Privacy Policy

Spectrum Stream Security Technologies Pty Ltd (ABN pending), operating as SpectrumStream (“we”, “us”, “our”), is committed to protecting the privacy of individuals who interact with our website and use our services. This Privacy Policy explains how we collect, use, disclose, and safeguard your personal information in accordance with the Australian Privacy Act 1988 (Cth) and the Australian Privacy Principles (APPs).

By using our website or engaging our services, you consent to the practices described in this policy.

Information you provide directly:

• Name and contact details (email address, phone number, business address)
• Business name and ABN
• Information submitted via contact forms or quote requests
• Communications and correspondence with our team

Information collected automatically:

• IP address and browser type
• Pages visited and time spent on our site
• Referring URLs and device information
• Cookies and similar tracking technologies

Information collected as part of service delivery:

• Network and systems data required to perform IT management or security assessments
• Credentials and access details provided under formal agreements (stored securely and never retained beyond engagement scope)
• Logs, configurations, and vulnerability data relevant to contracted services

We use your personal information to:

• Respond to enquiries and provide requested quotes or services
• Deliver and manage Managed IT, cybersecurity, and web hosting services
• Issue invoices and manage billing
• Communicate service updates, maintenance windows, or security alerts
• Improve our website and service offerings
• Comply with legal obligations
• Send marketing communications (only where you have opted in or where permitted by law)

We will not use your personal information for purposes unrelated to those listed above without your consent.

We do not sell your personal information. We may share it with:

• Trusted third-party service providers (such as hosting providers, CRM platforms, and billing systems) who assist us in delivering our services, under confidentiality obligations
• Our strategic security partner, Aussie Pentest Pty Ltd, where penetration testing services are engaged
• Law enforcement or regulatory bodies where required by Australian law
• Successors in the event of a business merger or acquisition, subject to continued privacy protections

All third parties we engage are required to handle personal data in accordance with applicable Australian privacy laws.

We take reasonable steps to protect personal information from misuse, interference, loss, unauthorised access, modification, and disclosure. Security measures include:

• Encrypted storage and transmission (TLS/SSL)
• Access controls and role-based permissions
• Secure credential management practices
• Regular internal security reviews consistent with our cybersecurity service standards

No method of electronic storage or transmission is 100% secure. If you have concerns about the security of information you have provided, please contact us.

We retain personal information only for as long as necessary to fulfil the purposes for which it was collected, or as required by law. Client engagement data is retained for a minimum of seven (7) years for compliance and record-keeping purposes. Marketing data is retained until you opt out or request deletion.

Our website may use cookies to improve user experience and collect analytics data. You can configure your browser to refuse cookies, though some features of the site may not function correctly as a result. We do not use cookies to collect sensitive personal information.
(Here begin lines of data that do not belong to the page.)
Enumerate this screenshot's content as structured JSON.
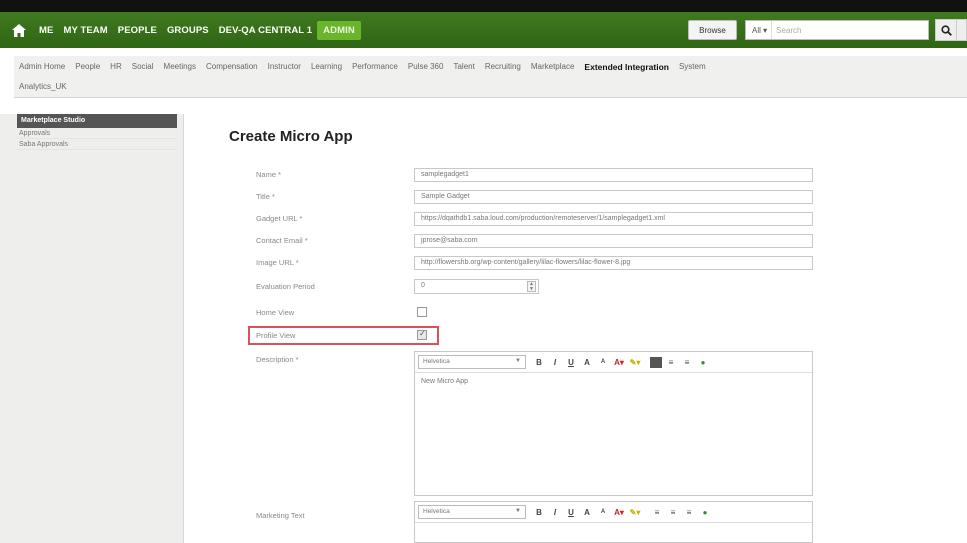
{
  "topnav": {
    "items": [
      "ME",
      "MY TEAM",
      "PEOPLE",
      "GROUPS",
      "DEV-QA CENTRAL 1",
      "ADMIN"
    ],
    "browse_label": "Browse",
    "search_scope": "All",
    "search_placeholder": "Search",
    "accent": "#6ab52c",
    "bar_color": "#2f6514"
  },
  "subnav": {
    "row1": [
      "Admin Home",
      "People",
      "HR",
      "Social",
      "Meetings",
      "Compensation",
      "Instructor",
      "Learning",
      "Performance",
      "Pulse 360",
      "Talent",
      "Recruiting",
      "Marketplace",
      "Extended Integration",
      "System"
    ],
    "row2": [
      "Analytics_UK"
    ],
    "active": "Extended Integration"
  },
  "sidebar": {
    "heading": "Marketplace Studio",
    "items": [
      "Approvals",
      "Saba Approvals"
    ]
  },
  "form": {
    "title": "Create Micro App",
    "name_label": "Name *",
    "name_value": "samplegadget1",
    "title_label": "Title *",
    "title_value": "Sample Gadget",
    "gadget_url_label": "Gadget URL *",
    "gadget_url_value": "https://dqathdb1.saba.loud.com/production/remoteserver/1/samplegadget1.xml",
    "contact_email_label": "Contact Email *",
    "contact_email_value": "jprose@saba.com",
    "image_url_label": "Image URL *",
    "image_url_value": "http://flowershb.org/wp-content/gallery/lilac-flowers/lilac-flower-8.jpg",
    "eval_period_label": "Evaluation Period",
    "eval_period_value": "0",
    "home_view_label": "Home View",
    "profile_view_label": "Profile View",
    "description_label": "Description *",
    "description_font": "Helvetica",
    "description_text": "New Micro App",
    "marketing_label": "Marketing Text",
    "marketing_font": "Helvetica"
  }
}
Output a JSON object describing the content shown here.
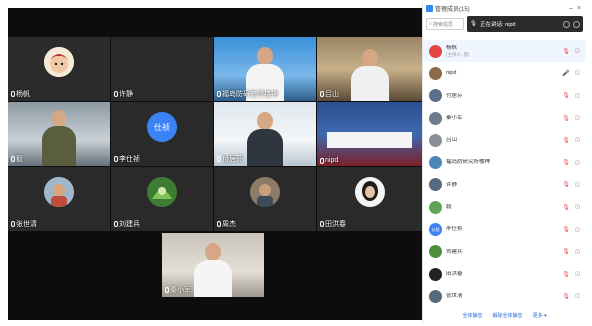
{
  "panel": {
    "title": "管理成员(15)",
    "search_placeholder": "搜索成员",
    "speaking_text": "正在讲话: nipd",
    "footer": {
      "mute_all": "全体静音",
      "unmute_all": "解除全体静音",
      "more": "更多 ▾"
    },
    "participants": [
      {
        "name": "杨帆",
        "sub": "(主持人, 我)",
        "mic": "off",
        "cam": "off",
        "avatar_color": "#e54545"
      },
      {
        "name": "nipd",
        "mic": "on",
        "cam": "off",
        "avatar_color": "#8a6a4a"
      },
      {
        "name": "付居芬",
        "mic": "off",
        "cam": "off",
        "avatar_color": "#5b6f8a"
      },
      {
        "name": "秦小军",
        "mic": "off",
        "cam": "off",
        "avatar_color": "#6d7b8c"
      },
      {
        "name": "吕山",
        "mic": "off",
        "cam": "off",
        "avatar_color": "#8a8f96"
      },
      {
        "name": "福岛防研究所楼神",
        "mic": "off",
        "cam": "off",
        "avatar_color": "#4a86b8"
      },
      {
        "name": "许静",
        "mic": "off",
        "cam": "off",
        "avatar_color": "#556a83"
      },
      {
        "name": "毅",
        "mic": "off",
        "cam": "off",
        "avatar_color": "#62a35a"
      },
      {
        "name": "李仕祯",
        "mic": "off",
        "cam": "off",
        "avatar_color": "#3b82f6",
        "avatar_text": "仕祯"
      },
      {
        "name": "刘建兵",
        "mic": "off",
        "cam": "off",
        "avatar_color": "#4d8f3a"
      },
      {
        "name": "田洪春",
        "mic": "off",
        "cam": "off",
        "avatar_color": "#222222"
      },
      {
        "name": "张世清",
        "mic": "off",
        "cam": "off",
        "avatar_color": "#556b7d"
      }
    ]
  },
  "video": {
    "tiles": [
      {
        "label": "杨帆"
      },
      {
        "label": "许静"
      },
      {
        "label": "福岛防研究所楼神"
      },
      {
        "label": "吕山"
      },
      {
        "label": "毅"
      },
      {
        "label": "李仕祯",
        "avatar_text": "仕祯"
      },
      {
        "label": "付居芬"
      },
      {
        "label": "nipd"
      },
      {
        "label": "张世清"
      },
      {
        "label": "刘建兵"
      },
      {
        "label": "周杰"
      },
      {
        "label": "田洪春"
      },
      {
        "label": "秦小军"
      }
    ]
  }
}
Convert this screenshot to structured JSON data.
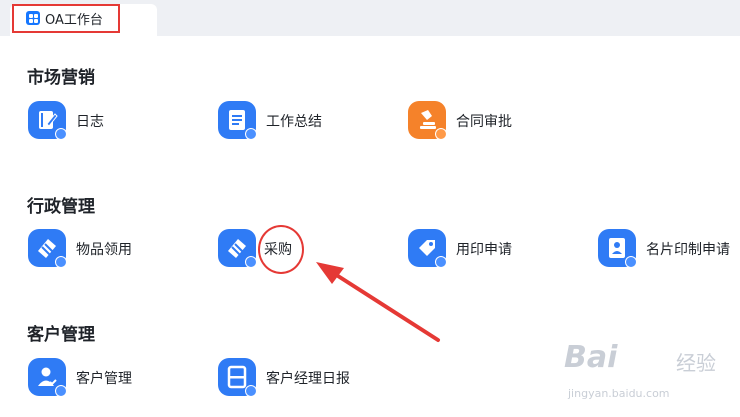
{
  "tab": {
    "title": "OA工作台",
    "icon": "grid-app-icon"
  },
  "accent_color": "#2f7bf5",
  "highlight_color": "#e53935",
  "sections": [
    {
      "title": "市场营销",
      "apps": [
        {
          "label": "日志",
          "icon": "diary-icon",
          "color": "#2f7bf5"
        },
        {
          "label": "工作总结",
          "icon": "document-icon",
          "color": "#2f7bf5"
        },
        {
          "label": "合同审批",
          "icon": "stamp-icon",
          "color": "#f5822a"
        }
      ]
    },
    {
      "title": "行政管理",
      "apps": [
        {
          "label": "物品领用",
          "icon": "package-icon",
          "color": "#2f7bf5"
        },
        {
          "label": "采购",
          "icon": "package-icon",
          "color": "#2f7bf5"
        },
        {
          "label": "用印申请",
          "icon": "tag-icon",
          "color": "#2f7bf5"
        },
        {
          "label": "名片印制申请",
          "icon": "business-card-icon",
          "color": "#2f7bf5"
        }
      ]
    },
    {
      "title": "客户管理",
      "apps": [
        {
          "label": "客户管理",
          "icon": "customer-icon",
          "color": "#2f7bf5"
        },
        {
          "label": "客户经理日报",
          "icon": "report-icon",
          "color": "#2f7bf5"
        }
      ]
    }
  ],
  "watermark": {
    "brand": "Bai",
    "brand_cn": "经验",
    "url": "jingyan.baidu.com"
  }
}
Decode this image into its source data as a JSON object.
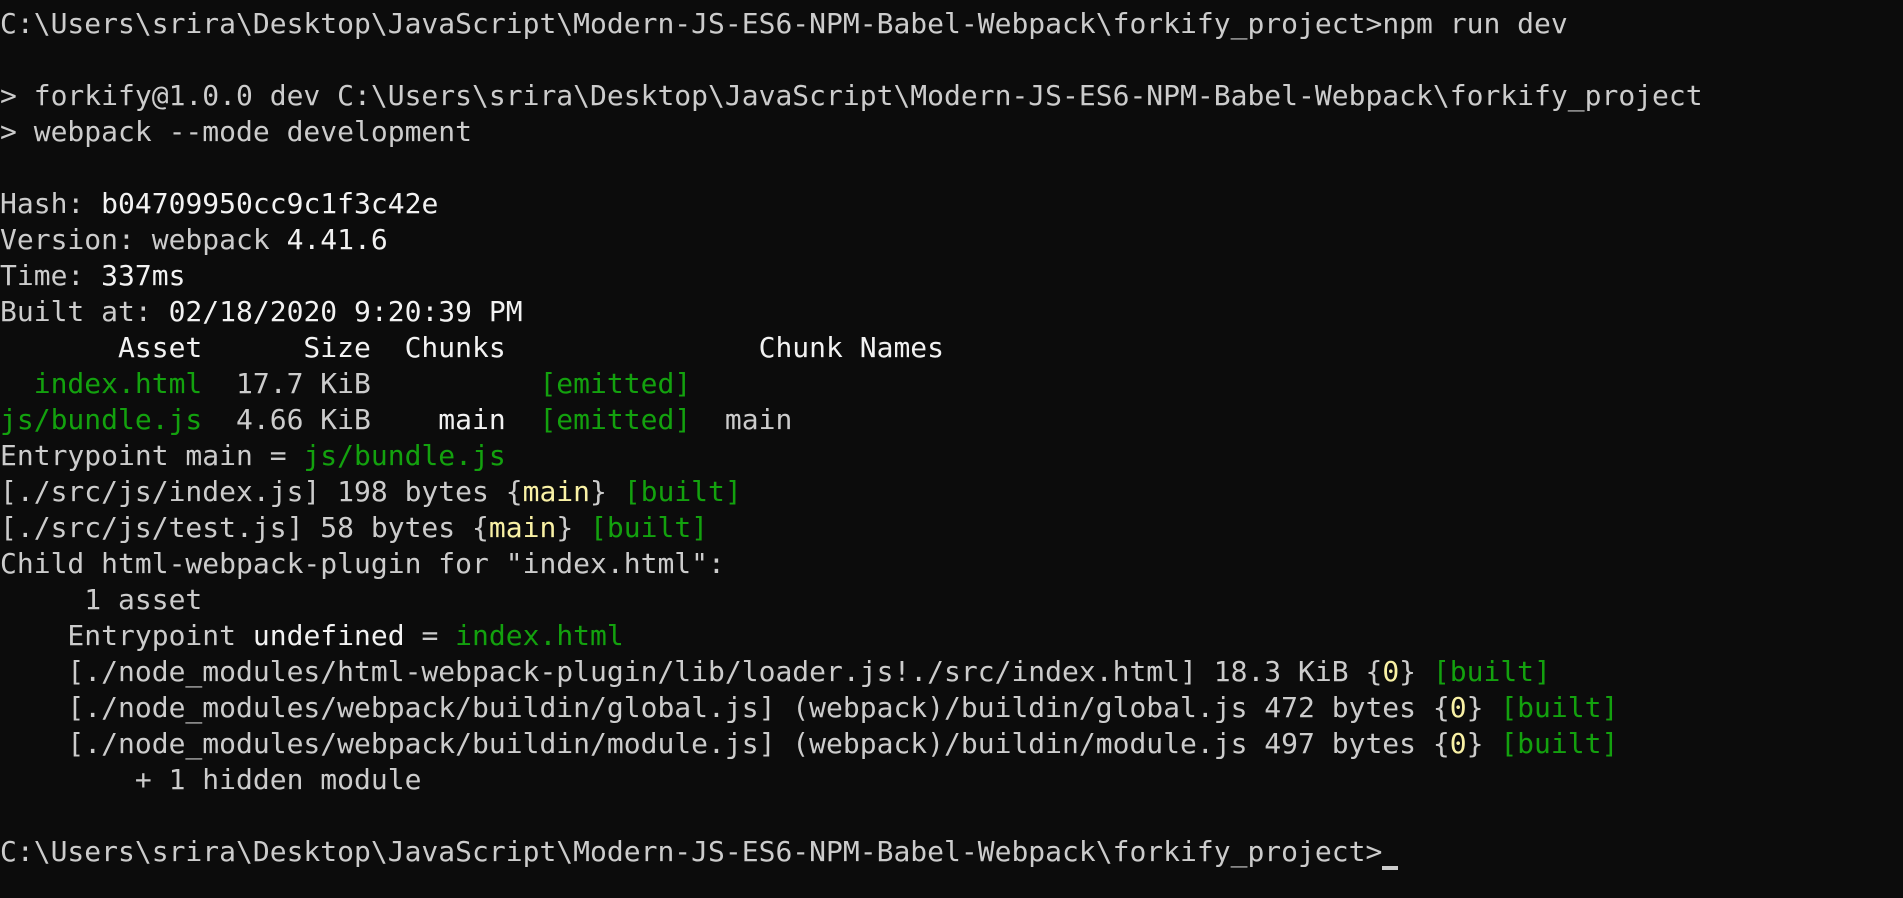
{
  "colors": {
    "background": "#0c0c0c",
    "text": "#cccccc",
    "bright": "#f2f2f2",
    "green": "#13a10e",
    "yellow": "#f9f1a5"
  },
  "terminal": {
    "command_prompt": "C:\\Users\\srira\\Desktop\\JavaScript\\Modern-JS-ES6-NPM-Babel-Webpack\\forkify_project>",
    "command_text": "npm run dev",
    "script_line_1": "> forkify@1.0.0 dev C:\\Users\\srira\\Desktop\\JavaScript\\Modern-JS-ES6-NPM-Babel-Webpack\\forkify_project",
    "script_line_2": "> webpack --mode development",
    "hash_label": "Hash: ",
    "hash_value": "b04709950cc9c1f3c42e",
    "version_label": "Version: webpack ",
    "version_value": "4.41.6",
    "time_label": "Time: ",
    "time_value": "337ms",
    "built_label": "Built at: ",
    "built_value": "02/18/2020 9:20:39 PM",
    "asset_table": {
      "header": "       Asset      Size  Chunks               Chunk Names",
      "rows": [
        {
          "pad": "  ",
          "asset": "index.html",
          "size": "  17.7 KiB",
          "chunks": "          ",
          "status": "[emitted]",
          "names": ""
        },
        {
          "pad": "",
          "asset": "js/bundle.js",
          "size": "  4.66 KiB",
          "chunks": "    main  ",
          "status": "[emitted]",
          "names": "  main"
        }
      ]
    },
    "entrypoint_label": "Entrypoint main = ",
    "entrypoint_value": "js/bundle.js",
    "modules": [
      {
        "path": "[./src/js/index.js] 198 bytes {",
        "chunk": "main",
        "close": "} ",
        "status": "[built]"
      },
      {
        "path": "[./src/js/test.js] 58 bytes {",
        "chunk": "main",
        "close": "} ",
        "status": "[built]"
      }
    ],
    "child_line": "Child html-webpack-plugin for \"index.html\":",
    "child_asset": "     1 asset",
    "child_entry_label": "    Entrypoint ",
    "child_entry_mid": "undefined",
    "child_entry_eq": " = ",
    "child_entry_value": "index.html",
    "child_modules": [
      {
        "path": "    [./node_modules/html-webpack-plugin/lib/loader.js!./src/index.html] 18.3 KiB {",
        "chunk": "0",
        "close": "} ",
        "status": "[built]"
      },
      {
        "path": "    [./node_modules/webpack/buildin/global.js] (webpack)/buildin/global.js 472 bytes {",
        "chunk": "0",
        "close": "} ",
        "status": "[built]"
      },
      {
        "path": "    [./node_modules/webpack/buildin/module.js] (webpack)/buildin/module.js 497 bytes {",
        "chunk": "0",
        "close": "} ",
        "status": "[built]"
      }
    ],
    "hidden_module": "        + 1 hidden module",
    "final_prompt": "C:\\Users\\srira\\Desktop\\JavaScript\\Modern-JS-ES6-NPM-Babel-Webpack\\forkify_project>"
  }
}
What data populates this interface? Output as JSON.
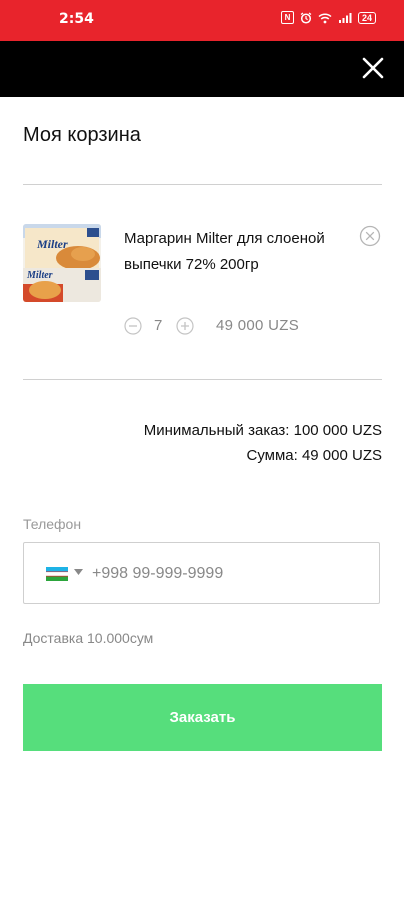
{
  "status_bar": {
    "time": "2:54",
    "nfc_label": "N",
    "battery": "24"
  },
  "cart": {
    "title": "Моя корзина",
    "items": [
      {
        "name": "Маргарин Milter для слоеной выпечки 72% 200гр",
        "quantity": "7",
        "price": "49 000 UZS",
        "image_text": "Milter"
      }
    ]
  },
  "summary": {
    "min_order": "Минимальный заказ: 100 000 UZS",
    "total": "Сумма: 49 000 UZS"
  },
  "phone": {
    "label": "Телефон",
    "placeholder": "+998 99-999-9999",
    "country": "Uzbekistan"
  },
  "delivery": "Доставка 10.000сум",
  "order_button": "Заказать",
  "colors": {
    "status_bar": "#e8242c",
    "header": "#000000",
    "order_button": "#56de7c"
  }
}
You have the right to request access to the personal information we hold about you, and to request corrections if it is inaccurate, incomplete, or outdated. To make a request, please contact us using the details below. We will respond within a reasonable timeframe and in accordance with the Australian Privacy Principles.

If you believe we have breached the Australian Privacy Principles, you may lodge a complaint with us directly. We will investigate and respond within 30 days. If you are unsatisfied with our response, you may escalate the matter to the Office of the Australian Information Commissioner (OAIC) at www.oaic.gov.au.

We may update this Privacy Policy from time to time. The current version will always be published at our website. Your continued use of our services after any updates constitutes acceptance of the revised policy.